Le décor est à l’image de la famille qui nous est présentée : une cour arrière bien proprement disposée, aux tons monochromes, sans aucun artifice. Heureusement, la mise en scène de Marie Charlebois et le jeu des acteurs réussissent à nous réconcilier avec la pièce. La première scène retient l’attention, avec les personnages placés en chœur, se répondant tout en regardant vers l’avant. La longue descente du cochon de méchoui vers son socle au milieu de la scène annonce efficacement la longue discorde qui va s’en suivre. Pierre Curzi impressionne dans son rôle de père de famille aux travers évidents et occupe toute la scène à chacune de ses interventions. Les autres acteurs offrent une répartie bien affirmée, si ce n’est de Sophie Clément qui est confinée dans le rôle plus effacé de la mère, même si elle réussit malgré tout à livrer quelques répliques dignes de mention.
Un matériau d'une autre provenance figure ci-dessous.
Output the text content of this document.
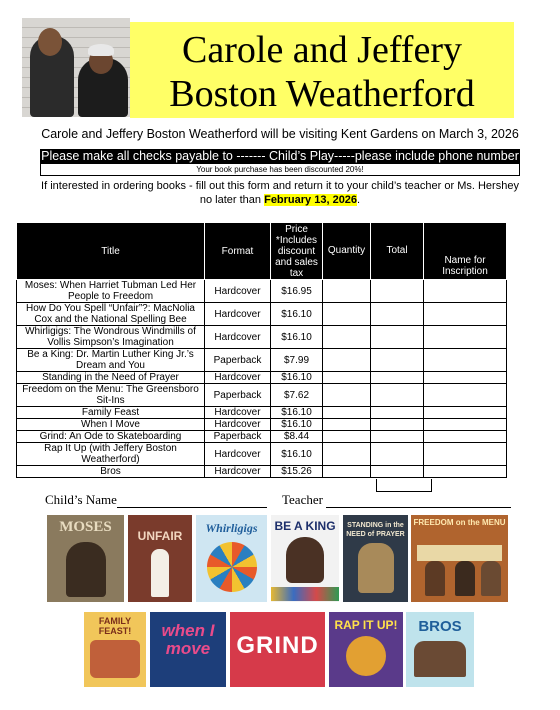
Carole and Jeffery
Boston Weatherford
Carole and Jeffery Boston Weatherford will be visiting Kent Gardens on March 3, 2026
Please make all checks payable to ------- Child’s Play-----please include phone number
Your book purchase has been discounted 20%!
If interested in ordering books - fill out this form and return it to your child’s teacher or Ms. Hershey
no later than February 13, 2026.
Title	Format	Price *Includes discount and sales tax	Quantity	Total	Name for Inscription
Moses: When Harriet Tubman Led Her People to Freedom	Hardcover	$16.95			
How Do You Spell “Unfair”?: MacNolia Cox and the National Spelling Bee	Hardcover	$16.10			
Whirligigs: The Wondrous Windmills of Vollis Simpson’s Imagination	Hardcover	$16.10			
Be a King: Dr. Martin Luther King Jr.’s Dream and You	Paperback	$7.99			
Standing in the Need of Prayer	Hardcover	$16.10			
Freedom on the Menu: The Greensboro Sit-Ins	Paperback	$7.62			
Family Feast	Hardcover	$16.10			
When I Move	Hardcover	$16.10			
Grind: An Ode to Skateboarding	Paperback	$8.44			
Rap It Up (with Jeffery Boston Weatherford)	Hardcover	$16.10			
Bros	Hardcover	$15.26			
Child’s Name	Teacher
MOSES
UNFAIR
Whirligigs	BE A KING	STANDING in the NEED of PRAYER
FREEDOM on the MENU
FAMILY FEAST!	when I move	GRIND
RAP IT UP!	BROS
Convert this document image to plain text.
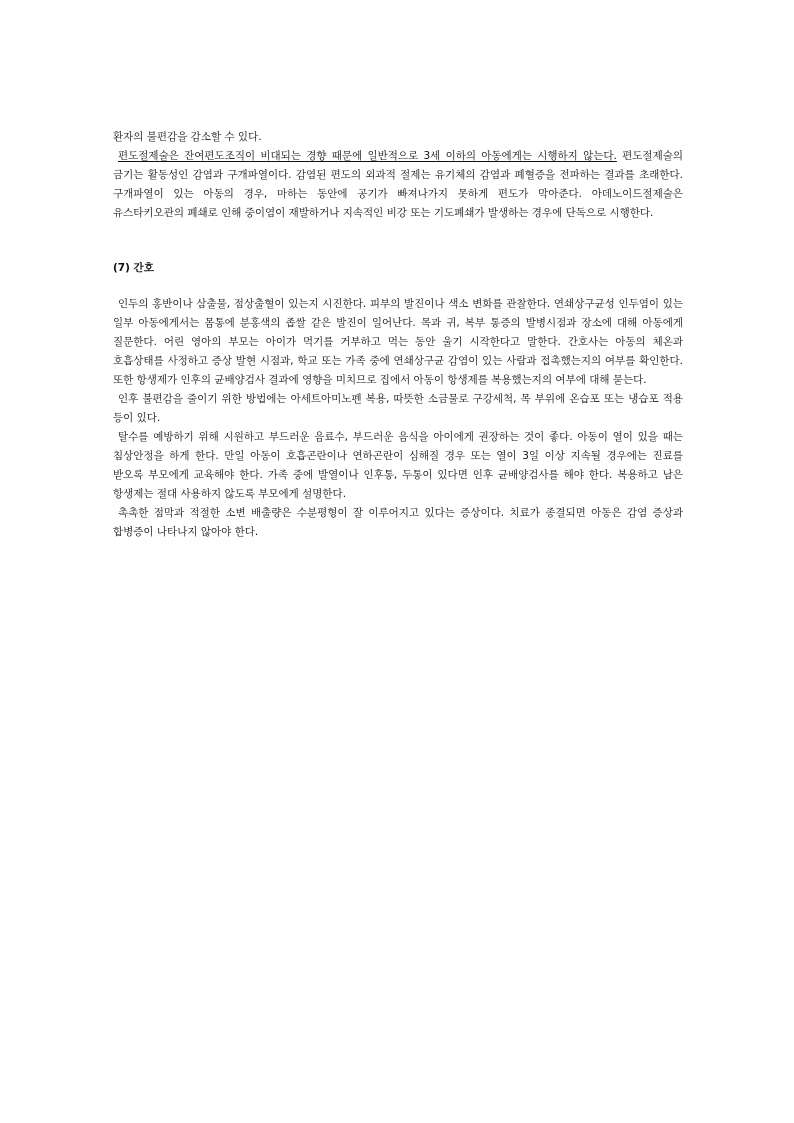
환자의 불편감을 감소할 수 있다.

편도절제술은 잔여편도조직이 비대되는 경향 때문에 일반적으로 3세 이하의 아동에게는 시행하지 않는다. 편도절제술의 금기는 활동성인 감염과 구개파열이다. 감염된 편도의 외과적 절제는 유기체의 감염과 폐혈증을 전파하는 결과를 초래한다. 구개파열이 있는 아동의 경우, 마하는 동안에 공기가 빠져나가지 못하게 편도가 막아준다. 아데노이드절제술은 유스타키오관의 폐쇄로 인해 중이염이 재발하거나 지속적인 비강 또는 기도폐쇄가 발생하는 경우에 단독으로 시행한다.

(7) 간호

인두의 홍반이나 삼출물, 점상출혈이 있는지 시진한다. 피부의 발진이나 색소 변화를 관찰한다. 연쇄상구균성 인두염이 있는 일부 아동에게서는 몸통에 분홍색의 좁쌀 같은 발진이 일어난다. 목과 귀, 복부 통증의 발병시점과 장소에 대해 아동에게 질문한다. 어린 영아의 부모는 아이가 먹기를 거부하고 먹는 동안 울기 시작한다고 말한다. 간호사는 아동의 체온과 호흡상태를 사정하고 증상 발현 시점과, 학교 또는 가족 중에 연쇄상구균 감염이 있는 사람과 접촉했는지의 여부를 확인한다. 또한 항생제가 인후의 균배양검사 결과에 영향을 미치므로 집에서 아동이 항생제를 복용했는지의 여부에 대해 묻는다.

인후 불편감을 줄이기 위한 방법에는 아세트아미노펜 복용, 따뜻한 소금물로 구강세척, 목 부위에 온습포 또는 냉습포 적용 등이 있다.

탈수를 예방하기 위해 시원하고 부드러운 음료수, 부드러운 음식을 아이에게 권장하는 것이 좋다. 아동이 열이 있을 때는 침상안정을 하게 한다. 만일 아동이 호흡곤란이나 연하곤란이 심해질 경우 또는 열이 3일 이상 지속될 경우에는 진료를 받오록 부모에게 교육해야 한다. 가족 중에 발열이나 인후통, 두통이 있다면 인후 균배양검사를 해야 한다. 복용하고 남은 항생제는 절대 사용하지 않도록 부모에게 설명한다.

촉촉한 점막과 적절한 소변 배출량은 수분평형이 잘 이루어지고 있다는 증상이다. 치료가 종결되면 아동은 감염 증상과 합병증이 나타나지 않아야 한다.
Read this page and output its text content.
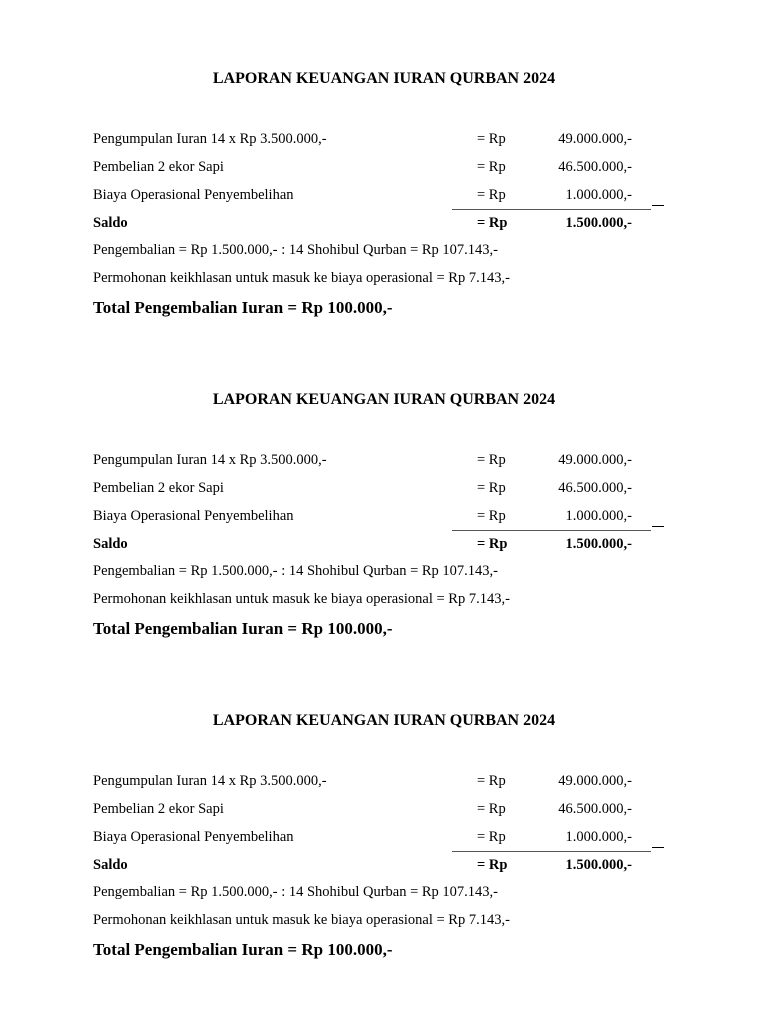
LAPORAN KEUANGAN IURAN QURBAN 2024
Pengumpulan Iuran 14 x Rp 3.500.000,-	= Rp	49.000.000,-
Pembelian 2 ekor Sapi	= Rp	46.500.000,-
Biaya Operasional Penyembelihan	= Rp	1.000.000,-
Saldo	= Rp	1.500.000,-
Pengembalian = Rp 1.500.000,- : 14 Shohibul Qurban = Rp 107.143,-
Permohonan keikhlasan untuk masuk ke biaya operasional = Rp 7.143,-
Total Pengembalian Iuran = Rp 100.000,-
LAPORAN KEUANGAN IURAN QURBAN 2024
Pengumpulan Iuran 14 x Rp 3.500.000,-	= Rp	49.000.000,-
Pembelian 2 ekor Sapi	= Rp	46.500.000,-
Biaya Operasional Penyembelihan	= Rp	1.000.000,-
Saldo	= Rp	1.500.000,-
Pengembalian = Rp 1.500.000,- : 14 Shohibul Qurban = Rp 107.143,-
Permohonan keikhlasan untuk masuk ke biaya operasional = Rp 7.143,-
Total Pengembalian Iuran = Rp 100.000,-
LAPORAN KEUANGAN IURAN QURBAN 2024
Pengumpulan Iuran 14 x Rp 3.500.000,-	= Rp	49.000.000,-
Pembelian 2 ekor Sapi	= Rp	46.500.000,-
Biaya Operasional Penyembelihan	= Rp	1.000.000,-
Saldo	= Rp	1.500.000,-
Pengembalian = Rp 1.500.000,- : 14 Shohibul Qurban = Rp 107.143,-
Permohonan keikhlasan untuk masuk ke biaya operasional = Rp 7.143,-
Total Pengembalian Iuran = Rp 100.000,-
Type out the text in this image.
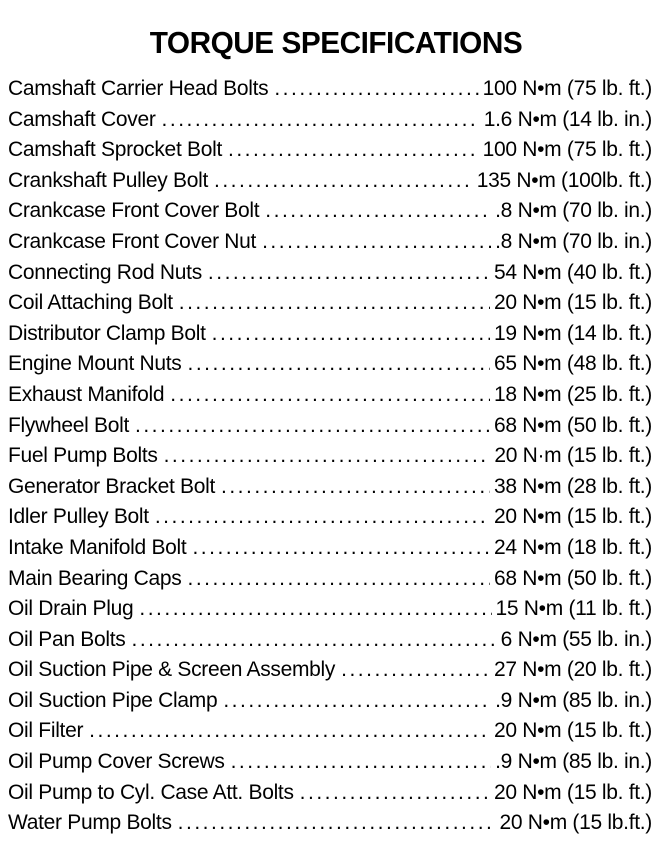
TORQUE SPECIFICATIONS
Camshaft Carrier Head Bolts .....	100 N•m (75 lb. ft.)
Camshaft Cover .....	1.6 N•m (14 lb. in.)
Camshaft Sprocket Bolt .....	100 N•m (75 lb. ft.)
Crankshaft Pulley Bolt .....	135 N•m (100lb. ft.)
Crankcase Front Cover Bolt .....	.8 N•m (70 lb. in.)
Crankcase Front Cover Nut .....	.8 N•m (70 lb. in.)
Connecting Rod Nuts .....	54 N•m (40 lb. ft.)
Coil Attaching Bolt .....	20 N•m (15 lb. ft.)
Distributor Clamp Bolt .....	19 N•m (14 lb. ft.)
Engine Mount Nuts .....	65 N•m (48 lb. ft.)
Exhaust Manifold .....	18 N•m (25 lb. ft.)
Flywheel Bolt .....	68 N•m (50 lb. ft.)
Fuel Pump Bolts .....	20 N·m (15 lb. ft.)
Generator Bracket Bolt .....	38 N•m (28 lb. ft.)
Idler Pulley Bolt .....	20 N•m (15 lb. ft.)
Intake Manifold Bolt .....	24 N•m (18 lb. ft.)
Main Bearing Caps .....	68 N•m (50 lb. ft.)
Oil Drain Plug .....	15 N•m (11 lb. ft.)
Oil Pan Bolts .....	6 N•m (55 lb. in.)
Oil Suction Pipe & Screen Assembly .....	27 N•m (20 lb. ft.)
Oil Suction Pipe Clamp .....	.9 N•m (85 lb. in.)
Oil Filter .....	20 N•m (15 lb. ft.)
Oil Pump Cover Screws .....	.9 N•m (85 lb. in.)
Oil Pump to Cyl. Case Att. Bolts .....	20 N•m (15 lb. ft.)
Water Pump Bolts .....	20 N•m (15 lb.ft.)
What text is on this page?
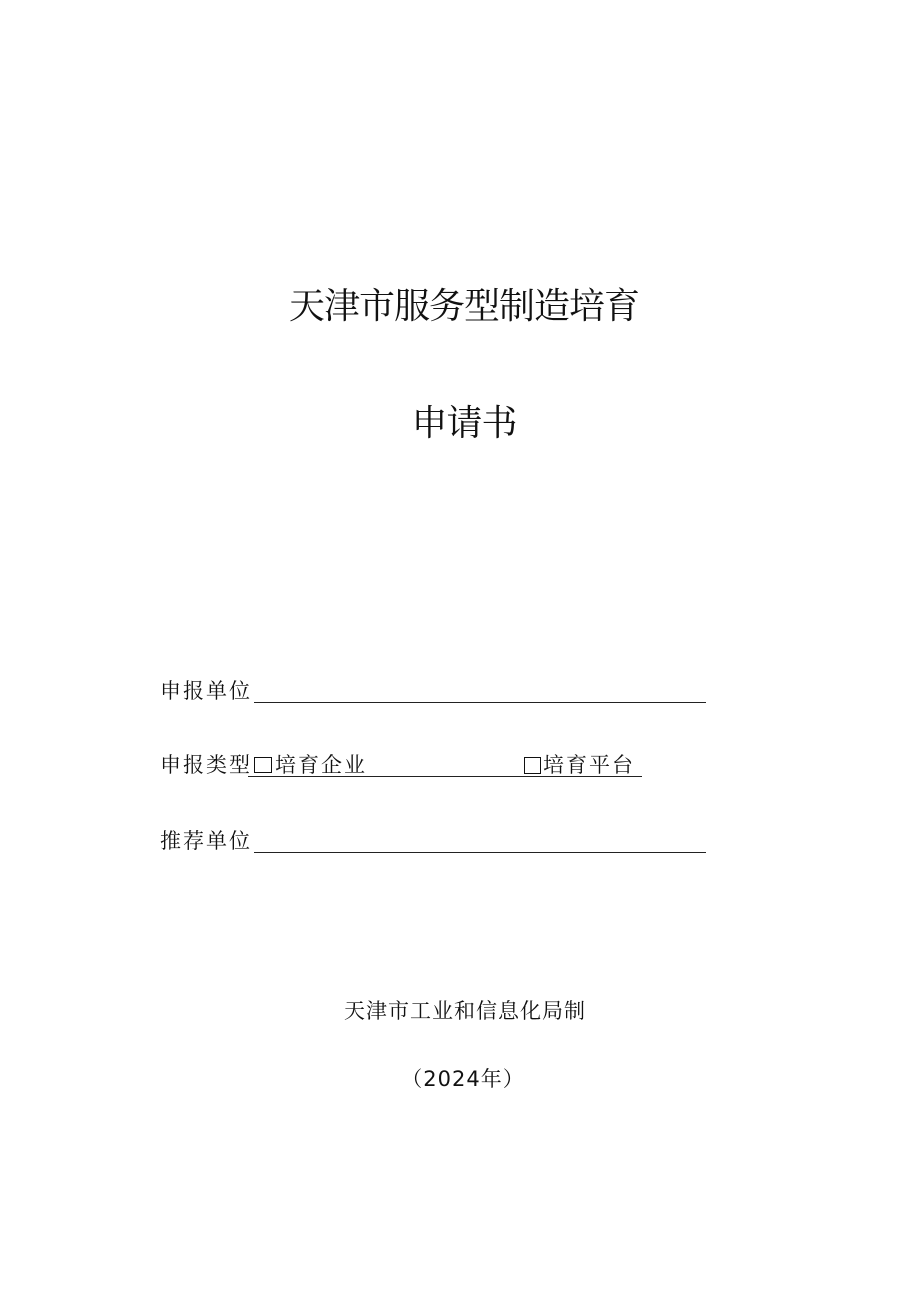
天津市服务型制造培育
申请书
申报单位
申报类型	培育企业	培育平台
推荐单位
天津市工业和信息化局制
（2024年）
Dans ce monde à la limite de la caricature que Christian Bégin dépeint avec Pourquoi tu pleures?, on nous offre un portrait qui soulève la question de l’indifférence collective dans laquelle la société se perd. Malgré cette prémisse intéressante, des acteurs de talent et une mise en scène efficace, la réflexion ne décolle pas, trop plombée par des personnages vidés de leur humanité. Espérons que les Éternels Pigistes n’en resteront pas là et qu’ils sauront ressusciter ce doux art du tragicomique qui décoiffe et qui a fait leur renommée dans une prochaine pièce.